Several factors convinced the Fosamax court that a Lone Pine order was appropriate here. First, Merck had already produced over 11 million pages of documents and submitted to 24 corporate depositions, and the parties had conducted extensive fact discovery in 12 cases. A Lone Pine order would "impose a minimal burden on plaintiffs, as it merely asks them to produce information they should already have."

Second, the court suspected that "spurious or meritless cases are lurking" in the docket. More than 50 percent of cases set for trial and 31 percent of cases selected for discovery had been dismissed. The parties were wasting time and money on case-specific discovery, only to result in dismissals.

Third, the Lone Pine order would boost efficiency whether the individual cases were settled or remanded. Meritless cases would not be compensated in settlement, and only viable cases would be remanded to the transferor courts.

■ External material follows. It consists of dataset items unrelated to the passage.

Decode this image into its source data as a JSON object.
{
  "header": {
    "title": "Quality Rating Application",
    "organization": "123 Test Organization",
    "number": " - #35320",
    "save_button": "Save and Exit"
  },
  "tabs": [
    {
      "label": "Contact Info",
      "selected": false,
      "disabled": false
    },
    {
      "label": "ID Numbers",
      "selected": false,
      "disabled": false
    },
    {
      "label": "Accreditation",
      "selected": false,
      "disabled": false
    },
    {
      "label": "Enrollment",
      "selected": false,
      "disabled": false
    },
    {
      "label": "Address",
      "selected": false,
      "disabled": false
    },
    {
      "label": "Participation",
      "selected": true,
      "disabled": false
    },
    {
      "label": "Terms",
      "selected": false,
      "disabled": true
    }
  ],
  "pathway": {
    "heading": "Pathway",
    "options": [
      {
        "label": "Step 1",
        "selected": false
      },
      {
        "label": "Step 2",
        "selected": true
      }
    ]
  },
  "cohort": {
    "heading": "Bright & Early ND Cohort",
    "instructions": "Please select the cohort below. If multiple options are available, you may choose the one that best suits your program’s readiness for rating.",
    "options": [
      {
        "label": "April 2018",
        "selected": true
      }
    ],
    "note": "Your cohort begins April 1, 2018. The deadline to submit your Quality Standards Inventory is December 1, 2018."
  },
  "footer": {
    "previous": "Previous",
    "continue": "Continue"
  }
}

The order requires each plaintiff to submit a Rule 26(a)(2) expert report, signed and sworn to. The expert report must contain a number of statements, including "[w]hether the expert believes to a reasonable degree of medical certainty that Fosamax caused Plaintiff's alleged injury."

The Fosamax order suggests some strategy for defendants seeking Lone Pine orders. First, it makes clear that defendants can make multiple requests for a Lone Pine order, since the analysis is highly dependent on the posture of the case. As the case evolves, so will the argument for a Lone Pine order. Second, defendants should take care to be consistent with their Lone Pine requests. If the proposed order changes, defendants should be sure to provide sound reasoning for the change. Third, the Fosamax order supports the position that Lone Pine orders can increase efficiency, regardless of whether the cases are headed toward a global settlement or toward remand and trial. Finally, Lone Pine orders continue to be a powerful tool whose utility is increasingly understood and appreciated by the courts. In fact, there is no reason why these orders should be limited to mass torts or multidistrict litigation. Indeed, defendants may be able to avoid burdensome litigation and discovery by seeking Lone Pine orders in any cases where plaintiffs have made broad assertions regarding causation that are unlikely to withstand scrutiny.

Because of the generality of this update, the information provided herein may not be applicable in all situations and should not be acted upon without specific legal advice based on particular situations.